Tips for Moving and Mindset
Emotional eating to make ourselves feel better when we’re sad or anxious can interfere with weight loss goals. But meditation—using techniques like muscle relaxation, deep breathing, and mindfulness—can help binge eaters become aware of how they turn to food to deal with emotions. This is especially important at parties where there’s a ton of food on display.
2. Set realistic goals.
Come New Year’s resolution season, it’s easy to set lofty goals about weight loss (i.e. drop three dress sizes by February!). Since impractical targets can slow down long-term weight-loss, it’s important to address those goals before making any health and fitness changes. Write down your goals—keep them specific and attainable—and post them somewhere highly visible, like the refrigerator door. If your goal is “stick to two cookies at every holiday party” seeing it periodically may help you commit.
3. Stay positive.
Many of us demonize certain foods and even punish ourselves for indulgences. Instead, positive messages like “I can control my eating” or “I’m proud that I ate responsibly today” can reframe our relationship with food. Research shows positive expectations are associated with weight loss. Even if it feels a little silly, try telling yourself at least one positive affirmation per day.
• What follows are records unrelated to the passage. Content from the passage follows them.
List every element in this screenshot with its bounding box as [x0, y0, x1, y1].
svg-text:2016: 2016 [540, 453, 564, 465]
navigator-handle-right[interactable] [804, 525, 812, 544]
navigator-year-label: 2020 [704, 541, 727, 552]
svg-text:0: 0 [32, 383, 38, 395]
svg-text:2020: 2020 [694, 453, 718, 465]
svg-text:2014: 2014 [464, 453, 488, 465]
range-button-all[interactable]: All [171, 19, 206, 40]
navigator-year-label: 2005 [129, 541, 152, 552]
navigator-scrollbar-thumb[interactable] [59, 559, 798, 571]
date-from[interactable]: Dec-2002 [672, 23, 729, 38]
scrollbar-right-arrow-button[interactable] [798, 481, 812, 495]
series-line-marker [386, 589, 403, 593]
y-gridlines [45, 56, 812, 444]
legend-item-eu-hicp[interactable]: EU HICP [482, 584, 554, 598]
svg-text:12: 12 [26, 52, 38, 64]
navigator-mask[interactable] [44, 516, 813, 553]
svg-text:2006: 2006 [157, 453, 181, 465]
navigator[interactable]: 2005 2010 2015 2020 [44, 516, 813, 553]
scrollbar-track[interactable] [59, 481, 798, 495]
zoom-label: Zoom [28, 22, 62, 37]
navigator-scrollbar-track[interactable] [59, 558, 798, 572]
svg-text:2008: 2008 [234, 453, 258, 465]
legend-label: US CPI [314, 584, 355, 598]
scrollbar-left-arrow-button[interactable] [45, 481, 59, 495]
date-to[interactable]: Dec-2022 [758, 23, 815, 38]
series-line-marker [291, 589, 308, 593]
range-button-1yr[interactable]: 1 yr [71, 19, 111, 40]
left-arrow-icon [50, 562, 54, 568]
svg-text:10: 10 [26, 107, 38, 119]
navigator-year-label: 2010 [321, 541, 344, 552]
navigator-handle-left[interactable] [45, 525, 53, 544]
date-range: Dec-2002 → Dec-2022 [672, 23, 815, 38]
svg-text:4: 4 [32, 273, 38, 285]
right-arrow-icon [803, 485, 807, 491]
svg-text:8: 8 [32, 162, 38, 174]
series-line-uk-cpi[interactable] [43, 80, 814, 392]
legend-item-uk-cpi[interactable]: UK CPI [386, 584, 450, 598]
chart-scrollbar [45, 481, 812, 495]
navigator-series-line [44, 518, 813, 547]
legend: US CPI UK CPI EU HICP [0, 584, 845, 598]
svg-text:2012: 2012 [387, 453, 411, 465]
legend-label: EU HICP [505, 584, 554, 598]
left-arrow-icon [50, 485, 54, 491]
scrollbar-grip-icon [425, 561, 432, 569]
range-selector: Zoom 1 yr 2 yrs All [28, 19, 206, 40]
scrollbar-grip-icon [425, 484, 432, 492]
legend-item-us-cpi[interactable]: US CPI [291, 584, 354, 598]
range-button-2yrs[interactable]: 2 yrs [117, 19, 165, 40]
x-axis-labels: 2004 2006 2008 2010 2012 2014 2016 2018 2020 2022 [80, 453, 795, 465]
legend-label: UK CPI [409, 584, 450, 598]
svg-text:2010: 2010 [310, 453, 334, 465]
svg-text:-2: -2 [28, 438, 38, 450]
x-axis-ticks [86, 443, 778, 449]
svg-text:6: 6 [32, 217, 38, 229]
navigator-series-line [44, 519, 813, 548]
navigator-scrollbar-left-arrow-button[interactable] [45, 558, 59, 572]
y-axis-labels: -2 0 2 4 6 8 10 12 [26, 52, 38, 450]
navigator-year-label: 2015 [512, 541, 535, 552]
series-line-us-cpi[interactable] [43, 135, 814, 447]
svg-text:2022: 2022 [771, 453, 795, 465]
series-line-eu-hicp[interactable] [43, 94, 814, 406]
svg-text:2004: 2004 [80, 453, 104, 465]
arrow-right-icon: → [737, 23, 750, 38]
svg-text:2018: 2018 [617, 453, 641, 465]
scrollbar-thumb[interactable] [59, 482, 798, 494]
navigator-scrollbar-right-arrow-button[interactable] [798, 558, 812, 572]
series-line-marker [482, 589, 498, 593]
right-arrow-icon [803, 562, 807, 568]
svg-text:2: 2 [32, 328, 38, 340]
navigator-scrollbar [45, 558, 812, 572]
The holiday season is full of cheer, but it can also be stressful keeping up with family get-togethers and paying for all those gifts. Unfortunately, a lot of stress can trigger increased eating and cravings, especially for sugary carbohydrates. If family time (or being away from family during the holidays) has you feeling overwhelmed, try out one of these ways to reduce stress before downing hot chocolate and cookies.
5. Let go of limitations.
No, we’re not talking about unbuttoning your pants at the dinner table. Before hitting up holiday parties, remember that a good workout isn’t limited to a gym or the track. It’s easy to use your bodyweight—even in small spaces—to work up a sweat.
6. Get functional.
Functional exercise has been shown to increase strength and balance and reduce risk of injury, all while working multiple muscle groups at the same time. It also means you can squeeze in an effective mid-Christmas-movie-marathon workout in a shorter amount of time. All that movement promotes muscle gain, and over time, that can increase metabolism.
7. Sleep smart.
Though there’s likely no stopping the urge to wake up early on Christmas morning, getting enough sleep can help shave off some pounds, since sleep loss is linked to changes in appetite. Getting enough sleep has also been associated with less weight gain. Practice good sleep hygiene, like turning off electronics in the bedroom and avoiding high-fat foods at night.
8. Partner up.
Research suggests we perform better on aerobic tasks like running and cycling when exercising with a partner. If you’re home for the holidays, call up a friend or family member for a gym date or a home workout with our favorite partner exercises, including medicine ball lunge-to-chest passes, and clapping push-ups.
9. Move it and lose it.
A simple phrase for losing weight is to move more and eat less. The secret here—like we said before—is that moving doesn’t just mean hitting the track or going to the gym. Make a conscious decision to get more steps into the day by taking the stairs or parking the car far away from the grocery store entrance. Before curling up around the fire, round up family members for a walk or a dance session.